BloombergView's Matt Levine tells us that Bradley Birkenfeld has written a personal account of his experiences - as the whistle-blower in the UBS tax evasion case who managed to both be sentenced to 40 months in prison and get a $104 million whistleblower award from the government, for the same case. (Weird, right?) Here's how he got started on his life of whistleblowing:


I honestly didn’t think too much of it until April 2005, about four years after I began working at UBS. A colleague of mine brought me a document from the UBS intranet. It was three pages and contradicted everything we were doing, explicitly saying we shouldn’t solicit clients in other countries.


I couldn’t get it out of my head. It was a full-on cover-your-ass document that made us easy scapegoats for rogue banking. If we got caught soliciting a client or doing anything else illegal?—?even if UBS told us to?—?the bank could simply say, “We told you not to do it. There it is right in the company system.”

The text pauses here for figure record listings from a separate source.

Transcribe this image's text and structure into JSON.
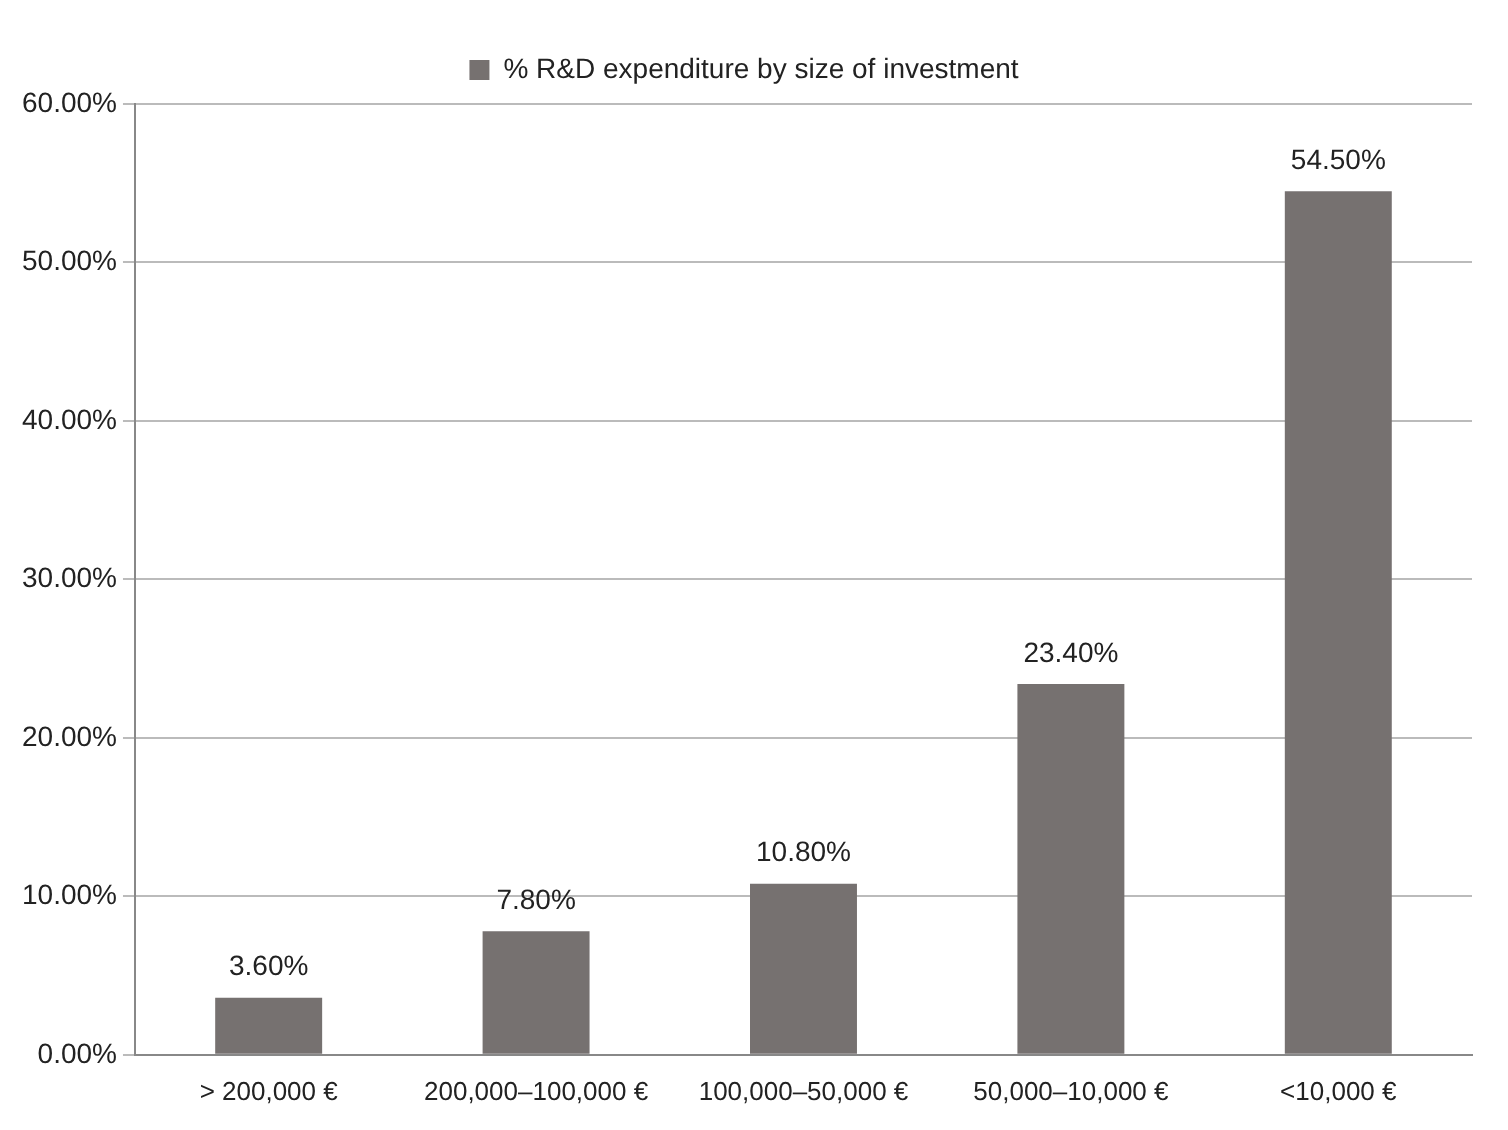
{
  "chart_data": {
    "type": "bar",
    "categories": [
      "> 200,000 €",
      "200,000–100,000 €",
      "100,000–50,000 €",
      "50,000–10,000 €",
      "<10,000 €"
    ],
    "series": [
      {
        "name": "% R&D expenditure by size of investment",
        "color": "#767170",
        "values": [
          3.6,
          7.8,
          10.8,
          23.4,
          54.5
        ],
        "value_labels": [
          "3.60%",
          "7.80%",
          "10.80%",
          "23.40%",
          "54.50%"
        ]
      }
    ],
    "ylim": [
      0,
      60
    ],
    "yticks": [
      {
        "value": 0,
        "label": "0.00%"
      },
      {
        "value": 10,
        "label": "10.00%"
      },
      {
        "value": 20,
        "label": "20.00%"
      },
      {
        "value": 30,
        "label": "30.00%"
      },
      {
        "value": 40,
        "label": "40.00%"
      },
      {
        "value": 50,
        "label": "50.00%"
      },
      {
        "value": 60,
        "label": "60.00%"
      }
    ],
    "grid": "y",
    "legend": "top"
  }
}
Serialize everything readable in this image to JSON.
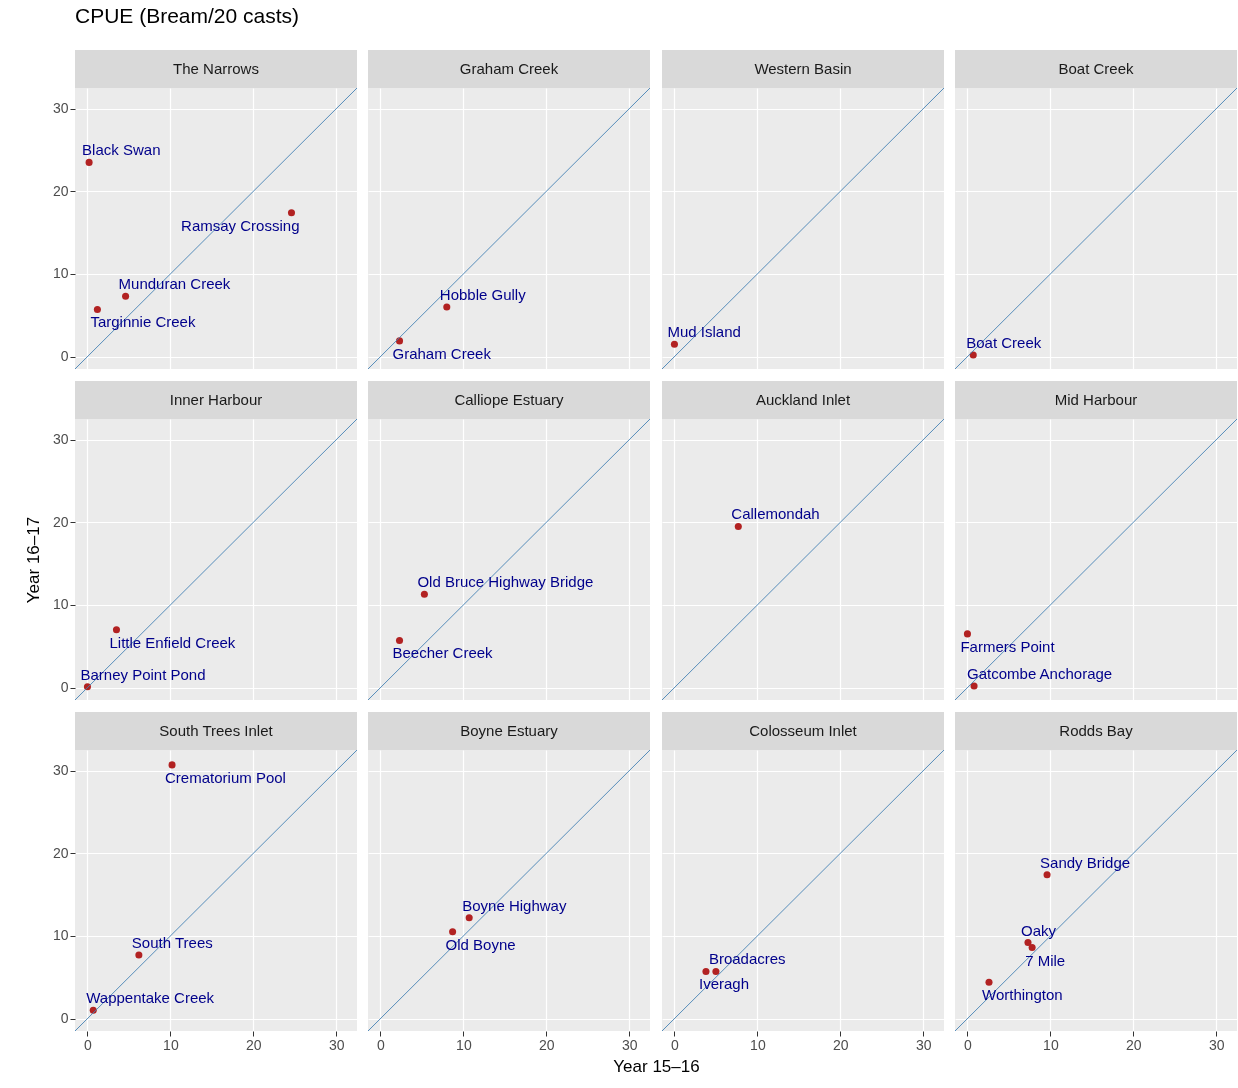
{
  "chart_data": [
    {
      "type": "other",
      "title": "CPUE (Bream/20 casts)"
    },
    {
      "type": "scatter",
      "title": "The Narrows",
      "xlim": [
        -1.5,
        32.5
      ],
      "ylim": [
        -1.5,
        32.5
      ],
      "xticks": [
        0,
        10,
        20,
        30
      ],
      "yticks": [
        0,
        10,
        20,
        30
      ],
      "grid": true,
      "tick_labels": "y",
      "series": [
        {
          "color": "#b22222",
          "marker": "circle",
          "x": [
            0.2,
            24.6,
            4.6,
            1.2
          ],
          "values": [
            23.5,
            17.4,
            7.3,
            5.7
          ]
        },
        {
          "type": "line",
          "color": "#4682b4",
          "x": [
            -1.5,
            32.5
          ],
          "values": [
            -1.5,
            32.5
          ]
        }
      ],
      "annotations": [
        {
          "text": "Black Swan",
          "x": 0.2,
          "y": 23.5
        },
        {
          "text": "Ramsay Crossing",
          "x": 24.6,
          "y": 17.4
        },
        {
          "text": "Munduran Creek",
          "x": 4.6,
          "y": 7.3
        },
        {
          "text": "Targinnie Creek",
          "x": 1.2,
          "y": 5.7
        }
      ]
    },
    {
      "type": "scatter",
      "title": "Graham Creek",
      "xlim": [
        -1.5,
        32.5
      ],
      "ylim": [
        -1.5,
        32.5
      ],
      "xticks": [
        0,
        10,
        20,
        30
      ],
      "yticks": [
        0,
        10,
        20,
        30
      ],
      "grid": true,
      "tick_labels": false,
      "series": [
        {
          "color": "#b22222",
          "marker": "circle",
          "x": [
            8.0,
            2.3
          ],
          "values": [
            6.0,
            1.9
          ]
        },
        {
          "type": "line",
          "color": "#4682b4",
          "x": [
            -1.5,
            32.5
          ],
          "values": [
            -1.5,
            32.5
          ]
        }
      ],
      "annotations": [
        {
          "text": "Hobble Gully",
          "x": 8.0,
          "y": 6.0
        },
        {
          "text": "Graham Creek",
          "x": 2.3,
          "y": 1.9
        }
      ]
    },
    {
      "type": "scatter",
      "title": "Western Basin",
      "xlim": [
        -1.5,
        32.5
      ],
      "ylim": [
        -1.5,
        32.5
      ],
      "xticks": [
        0,
        10,
        20,
        30
      ],
      "yticks": [
        0,
        10,
        20,
        30
      ],
      "grid": true,
      "tick_labels": false,
      "series": [
        {
          "color": "#b22222",
          "marker": "circle",
          "x": [
            0.0
          ],
          "values": [
            1.5
          ]
        },
        {
          "type": "line",
          "color": "#4682b4",
          "x": [
            -1.5,
            32.5
          ],
          "values": [
            -1.5,
            32.5
          ]
        }
      ],
      "annotations": [
        {
          "text": "Mud Island",
          "x": 0.0,
          "y": 1.5
        }
      ]
    },
    {
      "type": "scatter",
      "title": "Boat Creek",
      "xlim": [
        -1.5,
        32.5
      ],
      "ylim": [
        -1.5,
        32.5
      ],
      "xticks": [
        0,
        10,
        20,
        30
      ],
      "yticks": [
        0,
        10,
        20,
        30
      ],
      "grid": true,
      "tick_labels": false,
      "series": [
        {
          "color": "#b22222",
          "marker": "circle",
          "x": [
            0.7
          ],
          "values": [
            0.2
          ]
        },
        {
          "type": "line",
          "color": "#4682b4",
          "x": [
            -1.5,
            32.5
          ],
          "values": [
            -1.5,
            32.5
          ]
        }
      ],
      "annotations": [
        {
          "text": "Boat Creek",
          "x": 0.7,
          "y": 0.2
        }
      ]
    },
    {
      "type": "scatter",
      "title": "Inner Harbour",
      "ylabel": "Year 16–17",
      "xlim": [
        -1.5,
        32.5
      ],
      "ylim": [
        -1.5,
        32.5
      ],
      "xticks": [
        0,
        10,
        20,
        30
      ],
      "yticks": [
        0,
        10,
        20,
        30
      ],
      "grid": true,
      "tick_labels": "y",
      "series": [
        {
          "color": "#b22222",
          "marker": "circle",
          "x": [
            0.0,
            3.5
          ],
          "values": [
            0.1,
            7.0
          ]
        },
        {
          "type": "line",
          "color": "#4682b4",
          "x": [
            -1.5,
            32.5
          ],
          "values": [
            -1.5,
            32.5
          ]
        }
      ],
      "annotations": [
        {
          "text": "Barney Point Pond",
          "x": 0.0,
          "y": 0.1
        },
        {
          "text": "Little Enfield Creek",
          "x": 3.5,
          "y": 7.0
        }
      ]
    },
    {
      "type": "scatter",
      "title": "Calliope Estuary",
      "xlim": [
        -1.5,
        32.5
      ],
      "ylim": [
        -1.5,
        32.5
      ],
      "xticks": [
        0,
        10,
        20,
        30
      ],
      "yticks": [
        0,
        10,
        20,
        30
      ],
      "grid": true,
      "tick_labels": false,
      "series": [
        {
          "color": "#b22222",
          "marker": "circle",
          "x": [
            5.3,
            2.3
          ],
          "values": [
            11.3,
            5.7
          ]
        },
        {
          "type": "line",
          "color": "#4682b4",
          "x": [
            -1.5,
            32.5
          ],
          "values": [
            -1.5,
            32.5
          ]
        }
      ],
      "annotations": [
        {
          "text": "Old Bruce Highway Bridge",
          "x": 5.3,
          "y": 11.3
        },
        {
          "text": "Beecher Creek",
          "x": 2.3,
          "y": 5.7
        }
      ]
    },
    {
      "type": "scatter",
      "title": "Auckland Inlet",
      "xlim": [
        -1.5,
        32.5
      ],
      "ylim": [
        -1.5,
        32.5
      ],
      "xticks": [
        0,
        10,
        20,
        30
      ],
      "yticks": [
        0,
        10,
        20,
        30
      ],
      "grid": true,
      "tick_labels": false,
      "series": [
        {
          "color": "#b22222",
          "marker": "circle",
          "x": [
            7.7
          ],
          "values": [
            19.5
          ]
        },
        {
          "type": "line",
          "color": "#4682b4",
          "x": [
            -1.5,
            32.5
          ],
          "values": [
            -1.5,
            32.5
          ]
        }
      ],
      "annotations": [
        {
          "text": "Callemondah",
          "x": 7.7,
          "y": 19.5
        }
      ]
    },
    {
      "type": "scatter",
      "title": "Mid Harbour",
      "xlim": [
        -1.5,
        32.5
      ],
      "ylim": [
        -1.5,
        32.5
      ],
      "xticks": [
        0,
        10,
        20,
        30
      ],
      "yticks": [
        0,
        10,
        20,
        30
      ],
      "grid": true,
      "tick_labels": false,
      "series": [
        {
          "color": "#b22222",
          "marker": "circle",
          "x": [
            0.8,
            0.0
          ],
          "values": [
            0.2,
            6.5
          ]
        },
        {
          "type": "line",
          "color": "#4682b4",
          "x": [
            -1.5,
            32.5
          ],
          "values": [
            -1.5,
            32.5
          ]
        }
      ],
      "annotations": [
        {
          "text": "Gatcombe Anchorage",
          "x": 0.8,
          "y": 0.2
        },
        {
          "text": "Farmers Point",
          "x": 0.0,
          "y": 6.5
        }
      ]
    },
    {
      "type": "scatter",
      "title": "South Trees Inlet",
      "xlim": [
        -1.5,
        32.5
      ],
      "ylim": [
        -1.5,
        32.5
      ],
      "xticks": [
        0,
        10,
        20,
        30
      ],
      "yticks": [
        0,
        10,
        20,
        30
      ],
      "grid": true,
      "series": [
        {
          "color": "#b22222",
          "marker": "circle",
          "x": [
            0.7,
            10.2,
            6.2
          ],
          "values": [
            1.0,
            30.7,
            7.7
          ]
        },
        {
          "type": "line",
          "color": "#4682b4",
          "x": [
            -1.5,
            32.5
          ],
          "values": [
            -1.5,
            32.5
          ]
        }
      ],
      "annotations": [
        {
          "text": "Wappentake Creek",
          "x": 0.7,
          "y": 1.0
        },
        {
          "text": "Crematorium Pool",
          "x": 10.2,
          "y": 30.7
        },
        {
          "text": "South Trees",
          "x": 6.2,
          "y": 7.7
        }
      ]
    },
    {
      "type": "scatter",
      "title": "Boyne Estuary",
      "xlabel": "Year 15–16",
      "xlim": [
        -1.5,
        32.5
      ],
      "ylim": [
        -1.5,
        32.5
      ],
      "xticks": [
        0,
        10,
        20,
        30
      ],
      "yticks": [
        0,
        10,
        20,
        30
      ],
      "grid": true,
      "tick_labels": "x",
      "series": [
        {
          "color": "#b22222",
          "marker": "circle",
          "x": [
            10.7,
            8.7
          ],
          "values": [
            12.2,
            10.5
          ]
        },
        {
          "type": "line",
          "color": "#4682b4",
          "x": [
            -1.5,
            32.5
          ],
          "values": [
            -1.5,
            32.5
          ]
        }
      ],
      "annotations": [
        {
          "text": "Boyne Highway",
          "x": 10.7,
          "y": 12.2
        },
        {
          "text": "Old Boyne",
          "x": 8.7,
          "y": 10.5
        }
      ]
    },
    {
      "type": "scatter",
      "title": "Colosseum Inlet",
      "xlim": [
        -1.5,
        32.5
      ],
      "ylim": [
        -1.5,
        32.5
      ],
      "xticks": [
        0,
        10,
        20,
        30
      ],
      "yticks": [
        0,
        10,
        20,
        30
      ],
      "grid": true,
      "tick_labels": "x",
      "series": [
        {
          "color": "#b22222",
          "marker": "circle",
          "x": [
            5.0,
            3.8
          ],
          "values": [
            5.7,
            5.7
          ]
        },
        {
          "type": "line",
          "color": "#4682b4",
          "x": [
            -1.5,
            32.5
          ],
          "values": [
            -1.5,
            32.5
          ]
        }
      ],
      "annotations": [
        {
          "text": "Broadacres",
          "x": 5.0,
          "y": 5.7
        },
        {
          "text": "Iveragh",
          "x": 3.8,
          "y": 5.7
        }
      ]
    },
    {
      "type": "scatter",
      "title": "Rodds Bay",
      "xlim": [
        -1.5,
        32.5
      ],
      "ylim": [
        -1.5,
        32.5
      ],
      "xticks": [
        0,
        10,
        20,
        30
      ],
      "yticks": [
        0,
        10,
        20,
        30
      ],
      "grid": true,
      "tick_labels": "x",
      "series": [
        {
          "color": "#b22222",
          "marker": "circle",
          "x": [
            7.3,
            7.8,
            9.6,
            2.6
          ],
          "values": [
            9.2,
            8.6,
            17.4,
            4.4
          ]
        },
        {
          "type": "line",
          "color": "#4682b4",
          "x": [
            -1.5,
            32.5
          ],
          "values": [
            -1.5,
            32.5
          ]
        }
      ],
      "annotations": [
        {
          "text": "Oaky",
          "x": 7.3,
          "y": 9.2
        },
        {
          "text": "7 Mile",
          "x": 7.8,
          "y": 8.6
        },
        {
          "text": "Sandy Bridge",
          "x": 9.6,
          "y": 17.4
        },
        {
          "text": "Worthington",
          "x": 2.6,
          "y": 4.4
        }
      ]
    }
  ]
}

And then - in his telling - he went around to his bosses and colleagues asking them what to make of this document, and they told him "Don't make a big deal about it," and he eventually quit and went to the authorities. Judging by this and the Wells Fargo fake-accounts scandal, this method of keeping two sets of policy books, as it were, seems pretty popular in banking. You write down all the correct policies, put them on the intranet where regulators can find them, and tell yourself that you have a culture of compliance. Meanwhile the people in the field are indoctrinating new hires in a different, entirely wrong, but more profitable set of policies -- and those are never in writing.